May 26—Bids are being solicited for a project that will coordinate signals when trains block downtown intersections, allowing traffic to flow freely across the viaduct at North Main and Court streets.
An engineering firm began looking at the issue more than a decade ago. Money captured from a sales tax approved by voters for capital improvements will be used to fund the traffic signal installation and synchronization project.
Interim Public Works Director Mike Stewart said in addition to new signals and signs, the project will include pedestrian access improvements. Installation of technology used to identify the prolonged presence of trains at grade-level intersections and signal synchronization gear is expected to be a major piece of the project.
Once a bid is awarded and a notice to proceed is issued, work could be completed in about four months depending on the delivery of materials. B.J. Hawkins, an engineer with Traffic Engineering Consultants, said to expect a four-month wait for the delivery of traffic signal poles.

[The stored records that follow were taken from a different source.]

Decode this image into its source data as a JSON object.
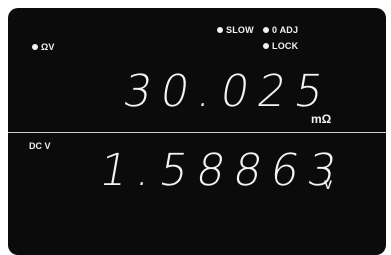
{
  "indicators": {
    "ohm_v": "ΩV",
    "slow": "SLOW",
    "zero_adj": "0 ADJ",
    "lock": "LOCK"
  },
  "primary": {
    "value": "30.025",
    "unit": "mΩ"
  },
  "secondary": {
    "function": "DC V",
    "value": "1.58863",
    "unit": "V"
  },
  "colors": {
    "display_background": "#0b0b0b",
    "segment": "#f4f4f4"
  }
}
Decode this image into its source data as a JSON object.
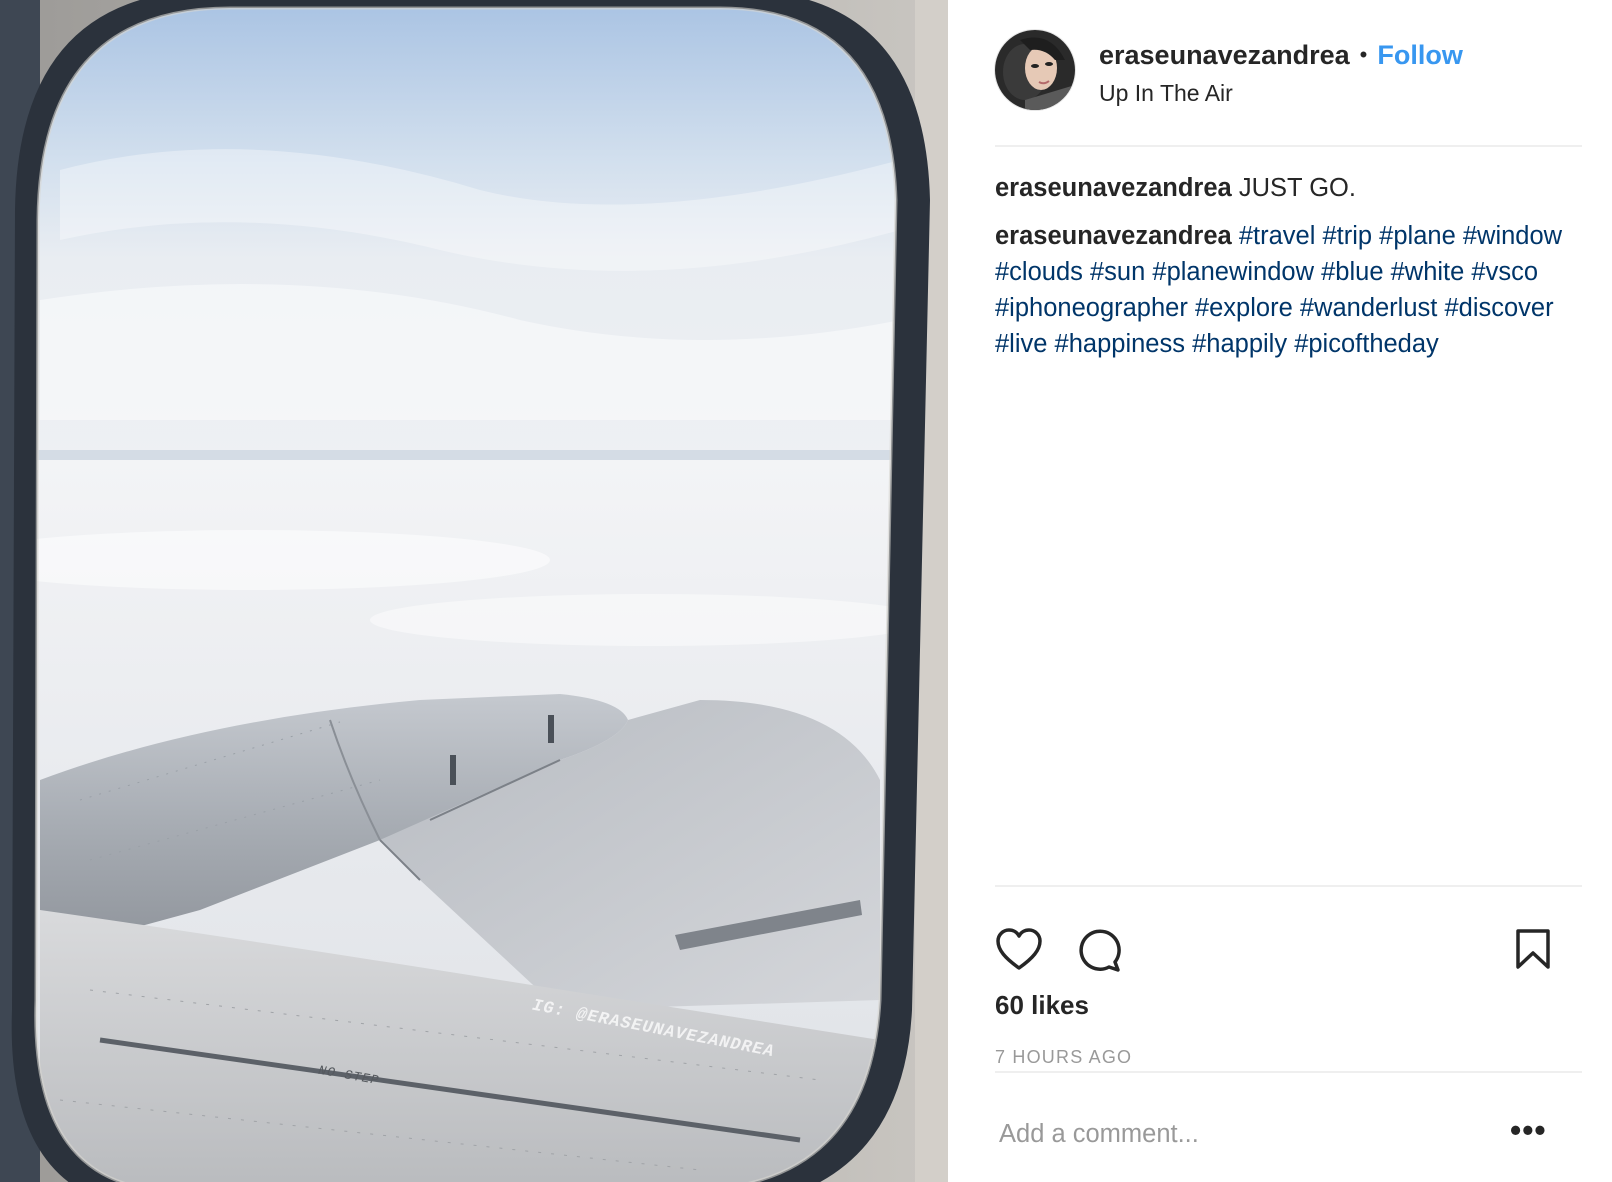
{
  "post": {
    "username": "eraseunavezandrea",
    "separator": "•",
    "follow_label": "Follow",
    "location": "Up In The Air",
    "caption": {
      "username": "eraseunavezandrea",
      "text": "JUST GO."
    },
    "comment": {
      "username": "eraseunavezandrea",
      "hashtags": [
        "#travel",
        "#trip",
        "#plane",
        "#window",
        "#clouds",
        "#sun",
        "#planewindow",
        "#blue",
        "#white",
        "#vsco",
        "#iphoneographer",
        "#explore",
        "#wanderlust",
        "#discover",
        "#live",
        "#happiness",
        "#happily",
        "#picoftheday"
      ]
    },
    "likes": "60 likes",
    "timestamp": "7 HOURS AGO",
    "comment_placeholder": "Add a comment...",
    "more_label": "•••"
  },
  "photo": {
    "watermark": "IG: @ERASEUNAVEZANDREA",
    "wing_marking": "NO STEP"
  },
  "icons": [
    "heart-icon",
    "comment-icon",
    "bookmark-icon",
    "more-options-icon"
  ],
  "colors": {
    "follow": "#3897f0",
    "hashtag": "#003569",
    "muted": "#999999",
    "divider": "#efefef"
  }
}
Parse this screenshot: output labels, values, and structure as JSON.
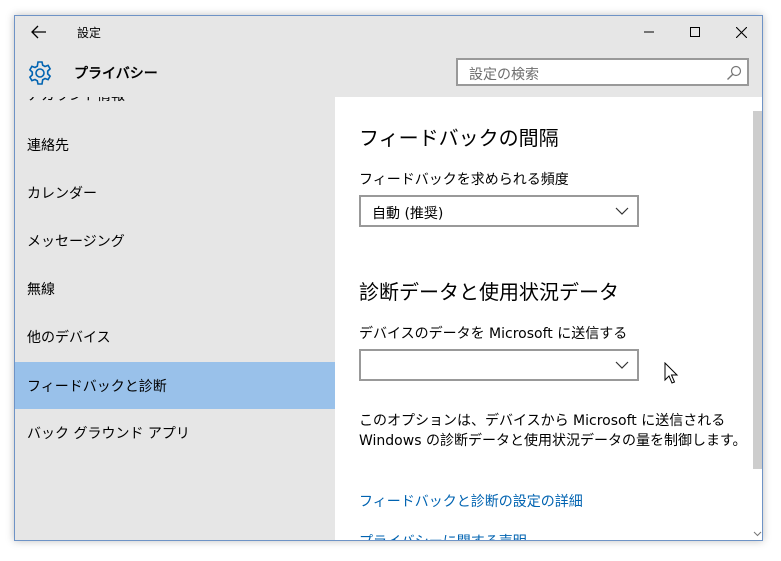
{
  "window": {
    "title": "設定",
    "page_title": "プライバシー"
  },
  "search": {
    "placeholder": "設定の検索"
  },
  "sidebar": {
    "items": [
      {
        "label": "アカウント情報"
      },
      {
        "label": "連絡先"
      },
      {
        "label": "カレンダー"
      },
      {
        "label": "メッセージング"
      },
      {
        "label": "無線"
      },
      {
        "label": "他のデバイス"
      },
      {
        "label": "フィードバックと診断",
        "selected": true
      },
      {
        "label": "バック グラウンド アプリ"
      }
    ]
  },
  "content": {
    "feedback_heading": "フィードバックの間隔",
    "feedback_label": "フィードバックを求められる頻度",
    "feedback_value": "自動 (推奨)",
    "diag_heading": "診断データと使用状況データ",
    "diag_label": "デバイスのデータを Microsoft に送信する",
    "diag_value": "",
    "desc_line1": "このオプションは、デバイスから Microsoft に送信される",
    "desc_line2": "Windows の診断データと使用状況データの量を制御します。",
    "link_details": "フィードバックと診断の設定の詳細",
    "link_privacy": "プライバシーに関する声明"
  },
  "colors": {
    "selected": "#99c1ea",
    "link": "#0063b1",
    "accent": "#0063b1",
    "border": "#6e93c6"
  }
}
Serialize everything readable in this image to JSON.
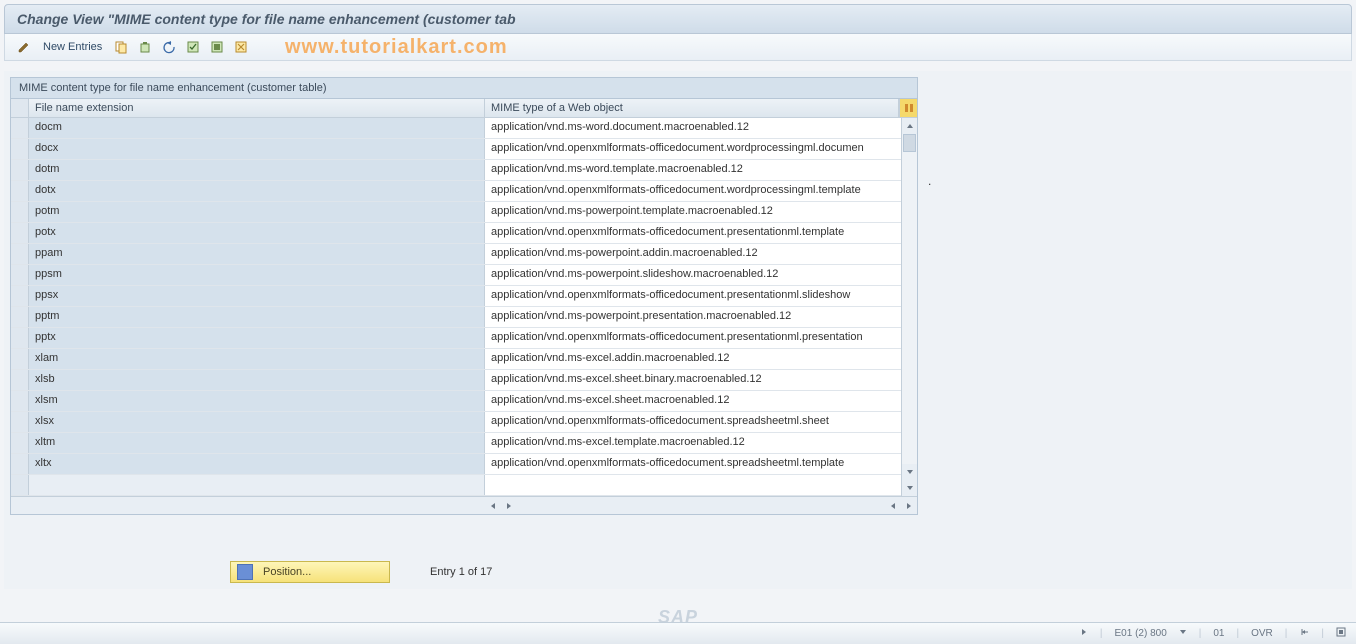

The project will include improvements at four intersections: North Main and Court streets, North Cherokee and Callahan streets, North Cherokee Street and Broadway, and North Cherokee Street and Okmulgee Avenue. Improvements will include new traffic signals, pedestrian ramps and signals, and the technology required for train-detection, signal synchronization and pre-emption.
The goal is to keep traffic flowing on North Main Street and across the viaduct on Callahan Street when trains block grade-level intersections. Hawkins, during a recent City Council meeting, said that would be achieved by pre-empting ordinary operation of traffic signals at those four intersections, providing intermittent periods of unimpeded travel.
Westbound motorists who are on the viaduct during a period of pre-emption, Hawkins said, would be required to turn right at North Main Street. Eastbound motorists who are on the viaduct while the system detects a train blocking grade-level intersections would be required to turn right at North Cherokee Street.
"Every minute or so, it will go back to normal operation to let everything flush out," Hawkins said. "Then it will go back to railroad pre-emption mode to allow traffic to continue flowing across the viaduct."
City Manager Mike Miller acknowledged this solution is not perfect. He said there may be some who believe it is an inconvenience.
"Some people may have to go a couple blocks out of their way, but traffic will be moving," Miller said. "There's not a perfect solution when a train is stopped in the middle of your town, but this is the best one we have been able to come up with."
Stewart said the project was delayed by efforts to leverage the CIP funds to secure a highly competitive federal transportation grant. He said when the city's TIGER grant application was denied, it became a standalone project once again.
Bids are scheduled to be opened on June 8.